1. Save DataFrame as CSV:

python
# Save DataFrame as CSV
df.write.csv("data.csv", header=True, mode="overwrite")

2. Save DataFrame as Parquet:

python
# Save DataFrame as Parquet
df.write.parquet("data.parquet", mode="overwrite")

3. Save DataFrame as JSON:

python
# Save DataFrame as JSON
df.write.json("data.json", mode="overwrite")

4. Save DataFrame as ORC:

python
# Save DataFrame as ORC
df.write.orc("data.orc", mode="overwrite")

5. Save DataFrame as Avro:

To save a DataFrame as Avro, you need to install the avro Python package first:

bash
pip install avro-python3

Then you can save the DataFrame as Avro:

python
# Save DataFrame as Avro
df.write.format("com.databricks.spark.avro").save("data.avro")
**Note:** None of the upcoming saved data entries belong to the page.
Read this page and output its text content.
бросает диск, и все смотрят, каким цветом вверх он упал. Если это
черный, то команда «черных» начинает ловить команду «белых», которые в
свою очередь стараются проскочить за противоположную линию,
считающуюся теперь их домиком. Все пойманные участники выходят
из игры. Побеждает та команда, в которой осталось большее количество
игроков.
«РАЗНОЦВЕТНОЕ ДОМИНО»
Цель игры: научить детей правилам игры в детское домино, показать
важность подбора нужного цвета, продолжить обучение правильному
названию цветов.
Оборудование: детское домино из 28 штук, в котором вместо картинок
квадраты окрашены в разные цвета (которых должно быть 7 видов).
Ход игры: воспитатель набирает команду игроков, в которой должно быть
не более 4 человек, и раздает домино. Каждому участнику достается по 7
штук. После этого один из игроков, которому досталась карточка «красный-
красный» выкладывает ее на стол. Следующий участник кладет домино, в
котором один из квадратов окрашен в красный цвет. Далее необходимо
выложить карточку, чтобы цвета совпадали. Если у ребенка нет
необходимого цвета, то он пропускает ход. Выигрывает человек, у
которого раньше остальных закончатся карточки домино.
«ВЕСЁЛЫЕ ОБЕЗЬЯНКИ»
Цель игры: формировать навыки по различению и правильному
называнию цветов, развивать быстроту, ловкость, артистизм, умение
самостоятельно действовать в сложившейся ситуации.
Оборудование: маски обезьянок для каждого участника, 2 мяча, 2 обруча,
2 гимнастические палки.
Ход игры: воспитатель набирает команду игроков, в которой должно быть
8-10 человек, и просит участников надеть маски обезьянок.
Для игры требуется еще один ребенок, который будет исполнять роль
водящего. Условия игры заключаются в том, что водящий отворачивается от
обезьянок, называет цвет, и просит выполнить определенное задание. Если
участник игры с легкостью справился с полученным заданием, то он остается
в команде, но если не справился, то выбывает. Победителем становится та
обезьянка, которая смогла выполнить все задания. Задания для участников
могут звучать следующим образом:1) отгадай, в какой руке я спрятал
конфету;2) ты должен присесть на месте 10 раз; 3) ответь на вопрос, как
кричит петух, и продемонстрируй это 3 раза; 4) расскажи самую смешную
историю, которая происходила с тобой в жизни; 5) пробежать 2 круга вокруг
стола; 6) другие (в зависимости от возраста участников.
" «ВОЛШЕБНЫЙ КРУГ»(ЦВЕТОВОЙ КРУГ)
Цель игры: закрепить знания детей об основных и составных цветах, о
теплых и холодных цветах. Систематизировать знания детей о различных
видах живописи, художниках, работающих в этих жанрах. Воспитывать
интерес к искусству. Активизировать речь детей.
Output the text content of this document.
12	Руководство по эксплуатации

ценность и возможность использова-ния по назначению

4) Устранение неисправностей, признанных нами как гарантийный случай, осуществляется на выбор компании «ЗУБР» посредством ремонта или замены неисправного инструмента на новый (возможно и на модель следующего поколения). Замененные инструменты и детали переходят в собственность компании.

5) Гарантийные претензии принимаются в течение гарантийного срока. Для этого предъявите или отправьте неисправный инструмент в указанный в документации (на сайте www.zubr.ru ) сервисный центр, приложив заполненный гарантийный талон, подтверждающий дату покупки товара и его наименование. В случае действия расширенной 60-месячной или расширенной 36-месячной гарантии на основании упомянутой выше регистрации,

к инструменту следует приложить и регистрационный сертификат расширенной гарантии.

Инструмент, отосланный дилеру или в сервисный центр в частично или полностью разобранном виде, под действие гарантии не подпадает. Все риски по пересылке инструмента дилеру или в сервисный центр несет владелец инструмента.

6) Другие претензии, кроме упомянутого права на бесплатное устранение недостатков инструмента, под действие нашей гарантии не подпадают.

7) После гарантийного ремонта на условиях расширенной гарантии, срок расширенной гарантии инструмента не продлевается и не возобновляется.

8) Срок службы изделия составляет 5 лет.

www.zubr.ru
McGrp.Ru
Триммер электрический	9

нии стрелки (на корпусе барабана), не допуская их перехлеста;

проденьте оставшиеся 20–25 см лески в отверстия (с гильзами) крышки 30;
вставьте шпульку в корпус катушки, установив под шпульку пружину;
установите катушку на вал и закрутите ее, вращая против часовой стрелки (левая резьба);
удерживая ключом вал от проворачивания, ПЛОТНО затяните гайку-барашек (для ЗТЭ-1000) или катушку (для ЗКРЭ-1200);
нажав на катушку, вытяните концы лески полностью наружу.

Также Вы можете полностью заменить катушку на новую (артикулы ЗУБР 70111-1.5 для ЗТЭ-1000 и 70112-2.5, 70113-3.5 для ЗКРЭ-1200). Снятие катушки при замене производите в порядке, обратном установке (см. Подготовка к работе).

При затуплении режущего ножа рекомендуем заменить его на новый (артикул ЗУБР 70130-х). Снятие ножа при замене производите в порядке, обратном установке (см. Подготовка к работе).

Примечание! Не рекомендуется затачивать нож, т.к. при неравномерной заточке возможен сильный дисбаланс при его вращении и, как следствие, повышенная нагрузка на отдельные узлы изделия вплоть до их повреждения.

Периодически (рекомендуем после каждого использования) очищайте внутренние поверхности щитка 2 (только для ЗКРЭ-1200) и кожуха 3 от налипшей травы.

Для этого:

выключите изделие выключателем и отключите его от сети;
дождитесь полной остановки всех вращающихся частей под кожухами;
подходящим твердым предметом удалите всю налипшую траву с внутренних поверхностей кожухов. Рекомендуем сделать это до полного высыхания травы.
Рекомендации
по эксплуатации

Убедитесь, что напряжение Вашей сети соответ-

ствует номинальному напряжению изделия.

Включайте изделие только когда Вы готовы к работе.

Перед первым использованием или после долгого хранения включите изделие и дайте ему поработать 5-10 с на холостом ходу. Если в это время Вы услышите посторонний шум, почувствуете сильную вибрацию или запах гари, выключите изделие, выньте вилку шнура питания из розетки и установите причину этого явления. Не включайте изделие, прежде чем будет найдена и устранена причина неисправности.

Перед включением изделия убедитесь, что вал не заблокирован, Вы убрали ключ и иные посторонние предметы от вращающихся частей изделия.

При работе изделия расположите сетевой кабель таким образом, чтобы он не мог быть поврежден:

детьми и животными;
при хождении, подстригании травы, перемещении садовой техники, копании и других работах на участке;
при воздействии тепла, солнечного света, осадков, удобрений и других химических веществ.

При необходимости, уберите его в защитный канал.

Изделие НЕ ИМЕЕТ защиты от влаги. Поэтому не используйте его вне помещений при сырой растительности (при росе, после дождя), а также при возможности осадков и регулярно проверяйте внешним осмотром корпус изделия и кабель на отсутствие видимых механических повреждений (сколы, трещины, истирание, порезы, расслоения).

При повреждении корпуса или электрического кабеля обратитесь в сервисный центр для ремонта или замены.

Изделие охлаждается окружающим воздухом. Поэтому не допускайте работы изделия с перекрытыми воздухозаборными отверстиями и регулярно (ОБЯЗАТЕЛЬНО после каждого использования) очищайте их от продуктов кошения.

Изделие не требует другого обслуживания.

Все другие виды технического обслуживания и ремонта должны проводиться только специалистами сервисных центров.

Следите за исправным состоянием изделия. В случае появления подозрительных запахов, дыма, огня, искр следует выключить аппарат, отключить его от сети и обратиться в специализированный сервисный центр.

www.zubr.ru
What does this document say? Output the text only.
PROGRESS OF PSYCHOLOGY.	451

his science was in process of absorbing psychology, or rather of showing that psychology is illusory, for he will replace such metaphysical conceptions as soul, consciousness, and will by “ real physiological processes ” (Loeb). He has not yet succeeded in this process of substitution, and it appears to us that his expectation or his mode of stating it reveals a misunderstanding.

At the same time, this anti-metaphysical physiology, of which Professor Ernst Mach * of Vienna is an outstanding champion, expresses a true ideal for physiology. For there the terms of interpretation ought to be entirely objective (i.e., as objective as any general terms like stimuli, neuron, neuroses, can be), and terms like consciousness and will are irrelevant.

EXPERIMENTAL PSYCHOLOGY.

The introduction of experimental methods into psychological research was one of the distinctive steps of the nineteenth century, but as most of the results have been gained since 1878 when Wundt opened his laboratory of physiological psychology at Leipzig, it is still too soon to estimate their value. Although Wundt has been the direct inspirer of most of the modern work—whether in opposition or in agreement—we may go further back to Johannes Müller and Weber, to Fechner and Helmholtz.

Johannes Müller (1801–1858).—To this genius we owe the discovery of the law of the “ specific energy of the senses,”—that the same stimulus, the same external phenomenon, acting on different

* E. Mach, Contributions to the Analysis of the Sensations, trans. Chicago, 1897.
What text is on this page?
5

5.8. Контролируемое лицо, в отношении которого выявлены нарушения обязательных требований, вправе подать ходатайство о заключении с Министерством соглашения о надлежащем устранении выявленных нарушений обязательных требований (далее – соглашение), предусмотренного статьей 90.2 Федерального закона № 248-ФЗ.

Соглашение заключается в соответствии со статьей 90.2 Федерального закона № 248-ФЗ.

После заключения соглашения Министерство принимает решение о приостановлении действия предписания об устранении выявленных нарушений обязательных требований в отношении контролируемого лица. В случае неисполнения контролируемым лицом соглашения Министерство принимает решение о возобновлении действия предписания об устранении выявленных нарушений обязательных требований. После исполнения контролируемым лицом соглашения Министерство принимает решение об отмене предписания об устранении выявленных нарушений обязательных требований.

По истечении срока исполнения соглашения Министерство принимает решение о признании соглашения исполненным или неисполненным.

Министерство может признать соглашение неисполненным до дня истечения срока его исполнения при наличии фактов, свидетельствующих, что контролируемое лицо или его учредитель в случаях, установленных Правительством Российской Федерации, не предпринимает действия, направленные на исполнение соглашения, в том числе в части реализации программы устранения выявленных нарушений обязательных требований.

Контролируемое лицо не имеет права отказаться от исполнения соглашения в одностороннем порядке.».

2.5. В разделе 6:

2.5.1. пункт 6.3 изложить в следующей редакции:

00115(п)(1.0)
6. Save DataFrame as Delta Lake:

To save a DataFrame as Delta Lake, you need to install the delta PySpark package first:

bash
pip install delta-spark

Then you can save the DataFrame as Delta Lake:

python
# Save DataFrame as Delta Lake
df.write.format("delta").save("data.delta")

The write method provides flexibility in specifying options like file format, compression, partitioning, and more. Note that the examples use the mode="overwrite" option to overwrite the existing output files if they already exist. You can also use mode="append" to append data to existing files, or mode="ignore" to avoid saving the DataFrame if the output file already exists.